Auch für den Einsatz und die Nutzung von Fernwärme werden Energieträger benötigt. Wie ist aus Ihrer Sicht die Versorgungssicherheit bei Fernwärme im Vergleich zu anderen Heizwärmelösungen zu beurteilen?
Ein Fernwärmenetz bietet den Vorteil, flexibel auf die Preissituation bei den Energieträgern reagieren zu können. Im Endausbau soll sich der Energiemix in Muri-Gümligen aus den folgenden Energieträgern zusammensetzen:
Grösser 65 % Umweltwärme über eine Tiefengrundwasser-Heizzentrale mittels Wärmepumpen, ca. 25% aus einer weiteren, mit Holzschnitzeln betriebenen Heizzentrale und ergänzend an sehr kalten Wintertagen < 10 % mit Bio-/Erdgas. Durch den Mix aus verschiedenen Wärmequellen wird die Versorgungssicherheit stark erhöht.
Wie beurteilen Sie die Zukunftsfähigkeit der Fernwärme? Vermögen Sie bspw. bereits heute weitere mögliche Potenziale dieser Wärmetechnologie für die gbm und die Gemeinde Muri b. Bern erkennen?
Die Gemeinde ist in der glücklichen Lage, ein riesiges Potenzial an erneuerbarer Energie aus dem Tiefengrundwassersee vor der Haustüre zu haben. Zusammen mit verschiedenen Photovoltaikanlagen, die zusammengeschaltet werden können, rückt die Vision, die Gemeinde zu 100 % mit erneuerbarer Energie zu versorgen, in greifbare Nähe.
Welches sind aus Ihrer Sicht die grössten Vorteile von Fernwärme für die Bezügerinnen und Bezüger?
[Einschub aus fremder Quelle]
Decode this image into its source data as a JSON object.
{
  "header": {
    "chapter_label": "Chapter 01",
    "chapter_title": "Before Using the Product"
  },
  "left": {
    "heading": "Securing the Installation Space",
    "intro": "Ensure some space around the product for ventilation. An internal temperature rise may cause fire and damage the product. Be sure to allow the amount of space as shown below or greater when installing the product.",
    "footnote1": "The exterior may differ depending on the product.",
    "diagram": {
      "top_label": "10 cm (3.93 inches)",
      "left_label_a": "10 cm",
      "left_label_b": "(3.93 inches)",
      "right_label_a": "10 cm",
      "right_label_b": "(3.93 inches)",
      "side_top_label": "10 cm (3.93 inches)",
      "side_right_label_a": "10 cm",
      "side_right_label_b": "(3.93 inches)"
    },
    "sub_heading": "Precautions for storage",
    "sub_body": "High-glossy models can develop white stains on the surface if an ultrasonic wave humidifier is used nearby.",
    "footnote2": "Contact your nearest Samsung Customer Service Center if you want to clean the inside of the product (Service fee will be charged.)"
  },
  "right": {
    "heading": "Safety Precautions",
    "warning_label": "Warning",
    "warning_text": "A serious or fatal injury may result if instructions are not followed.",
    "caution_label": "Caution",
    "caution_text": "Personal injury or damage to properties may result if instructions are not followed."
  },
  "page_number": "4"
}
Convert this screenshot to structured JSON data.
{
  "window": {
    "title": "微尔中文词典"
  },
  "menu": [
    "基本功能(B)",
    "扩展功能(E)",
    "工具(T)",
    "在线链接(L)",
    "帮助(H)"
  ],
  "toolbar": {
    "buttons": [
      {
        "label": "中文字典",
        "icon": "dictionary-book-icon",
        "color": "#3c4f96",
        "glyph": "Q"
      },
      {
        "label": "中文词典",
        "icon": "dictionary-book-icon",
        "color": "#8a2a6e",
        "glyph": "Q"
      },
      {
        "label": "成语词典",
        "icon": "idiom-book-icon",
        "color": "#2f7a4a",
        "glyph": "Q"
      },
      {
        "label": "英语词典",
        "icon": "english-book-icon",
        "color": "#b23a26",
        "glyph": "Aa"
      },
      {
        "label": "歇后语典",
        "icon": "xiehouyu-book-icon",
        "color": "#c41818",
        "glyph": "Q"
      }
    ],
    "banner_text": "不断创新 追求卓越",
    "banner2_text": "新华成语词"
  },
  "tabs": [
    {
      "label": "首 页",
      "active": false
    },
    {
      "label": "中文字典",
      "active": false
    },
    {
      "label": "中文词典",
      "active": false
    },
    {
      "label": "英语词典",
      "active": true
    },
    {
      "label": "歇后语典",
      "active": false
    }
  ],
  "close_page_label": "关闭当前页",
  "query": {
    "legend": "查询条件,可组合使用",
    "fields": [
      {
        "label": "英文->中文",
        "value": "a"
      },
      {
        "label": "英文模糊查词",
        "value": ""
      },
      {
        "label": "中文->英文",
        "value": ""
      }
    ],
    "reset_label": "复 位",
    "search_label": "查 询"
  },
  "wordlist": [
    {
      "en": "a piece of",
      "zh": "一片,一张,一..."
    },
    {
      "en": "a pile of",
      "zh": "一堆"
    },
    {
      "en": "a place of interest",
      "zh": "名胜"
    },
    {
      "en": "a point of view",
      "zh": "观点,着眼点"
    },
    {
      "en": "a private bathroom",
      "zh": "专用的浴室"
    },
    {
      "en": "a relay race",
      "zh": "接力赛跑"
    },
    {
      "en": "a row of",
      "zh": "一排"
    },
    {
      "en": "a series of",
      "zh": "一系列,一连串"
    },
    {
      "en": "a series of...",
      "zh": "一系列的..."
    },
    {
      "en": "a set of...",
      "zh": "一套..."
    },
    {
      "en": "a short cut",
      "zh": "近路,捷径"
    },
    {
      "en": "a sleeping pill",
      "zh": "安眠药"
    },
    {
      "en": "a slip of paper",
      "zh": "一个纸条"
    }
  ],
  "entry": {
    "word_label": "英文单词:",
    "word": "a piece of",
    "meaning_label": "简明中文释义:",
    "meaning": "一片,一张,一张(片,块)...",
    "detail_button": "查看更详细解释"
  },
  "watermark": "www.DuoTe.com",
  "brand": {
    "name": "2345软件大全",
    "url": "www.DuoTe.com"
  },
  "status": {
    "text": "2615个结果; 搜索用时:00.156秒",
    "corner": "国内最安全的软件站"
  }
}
Kurz gesagt: Fernwärme ist für die Bezügerinnen und Bezüger ein Rundum-Sorglospaket. Sie erhalten erneuerbare Heizwärme, ohne sich um den Betrieb, den Unterhalt und allfällige Störungen der Anlage kümmern zu müssen – und dies zu einem unschlagbar günstigen Preis. Zudem bleibt die Wertschöpfung in der Gemeinde.